2.1. Monopoli Kekuatan dan Peningkatan Interdependensi

Pembentukan negara modern di Eropa Barat didasarkan pada pembentukan monopoli ganda yang saling memperkuat: Monopoli Kekerasan Fisik yang Sah (Monopoly of legitimate physical violence) dan Monopoli Keuangan (Pajak). Monopoli kekerasan ini berarti bahwa hak tunggal untuk menggunakan paksaan atau kekerasan fisik kini hanya dimiliki oleh badan negara. Monopoli keuangan, sebaliknya, memungkinkan negara untuk membiayai administrasi pusat dan mempertahankan kekuatan monopolisnya. Kombinasi kedua monopoli ini menciptakan kondisi stabilitas internal yang relatif, yang menghilangkan kebutuhan individu untuk selalu membawa senjata atau mengandalkan agresi impulsif untuk mempertahankan diri dan status.

2.2. Tahapan Proses Monopolistik

Elias mengidentifikasi perkembangan figurasi politik ini melalui serangkaian fase yang dimulai sejak Abad Pertengahan Akhir:

2.2.1. Fase 1: Kompetisi Terbuka (Abad ke-11 hingga ke-13)

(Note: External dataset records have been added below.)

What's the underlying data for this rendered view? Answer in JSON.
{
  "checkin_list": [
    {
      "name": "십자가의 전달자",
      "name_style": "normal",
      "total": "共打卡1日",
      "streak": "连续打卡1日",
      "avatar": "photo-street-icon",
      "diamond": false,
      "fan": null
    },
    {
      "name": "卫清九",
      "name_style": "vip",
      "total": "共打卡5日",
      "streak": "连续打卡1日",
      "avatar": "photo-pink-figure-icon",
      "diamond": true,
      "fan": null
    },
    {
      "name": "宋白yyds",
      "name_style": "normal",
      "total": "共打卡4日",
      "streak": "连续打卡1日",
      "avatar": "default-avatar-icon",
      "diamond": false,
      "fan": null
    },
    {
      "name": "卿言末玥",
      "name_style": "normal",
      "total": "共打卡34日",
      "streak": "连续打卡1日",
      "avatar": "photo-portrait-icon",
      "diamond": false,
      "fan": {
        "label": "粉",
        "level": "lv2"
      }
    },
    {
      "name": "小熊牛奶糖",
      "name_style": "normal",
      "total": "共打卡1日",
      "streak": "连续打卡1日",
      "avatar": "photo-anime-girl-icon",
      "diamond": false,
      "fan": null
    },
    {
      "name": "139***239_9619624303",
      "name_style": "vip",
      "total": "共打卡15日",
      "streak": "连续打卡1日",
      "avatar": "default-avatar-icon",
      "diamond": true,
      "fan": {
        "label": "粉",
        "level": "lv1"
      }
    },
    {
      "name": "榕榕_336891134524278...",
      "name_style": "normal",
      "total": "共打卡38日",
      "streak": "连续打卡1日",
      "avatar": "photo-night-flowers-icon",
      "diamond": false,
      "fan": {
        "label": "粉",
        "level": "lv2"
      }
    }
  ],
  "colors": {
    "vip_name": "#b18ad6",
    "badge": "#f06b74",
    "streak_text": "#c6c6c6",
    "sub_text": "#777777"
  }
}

Pada fase ini, struktur feodal masih sangat terdesentralisasi. Terdapat kompetisi terbuka dan keras antara berbagai rumah bangsawan untuk mempertahankan dan memperluas kekuasaan mereka. Kekuatan fisik dan kemampuan militer adalah modal utama. Konflik dan kekerasan adalah sarana politik yang lumrah. Contoh nyata dari aglomerasi kekuasaan terjadi setelah wafatnya Charles IV dari Prancis pada tahun 1328, yang memicu persaingan yang akhirnya membentuk agregasi wilayah yang kuat.

2.2.2. Fase 2: Konsolidasi dan Pengadilan (Abad ke-14 hingga ke-16)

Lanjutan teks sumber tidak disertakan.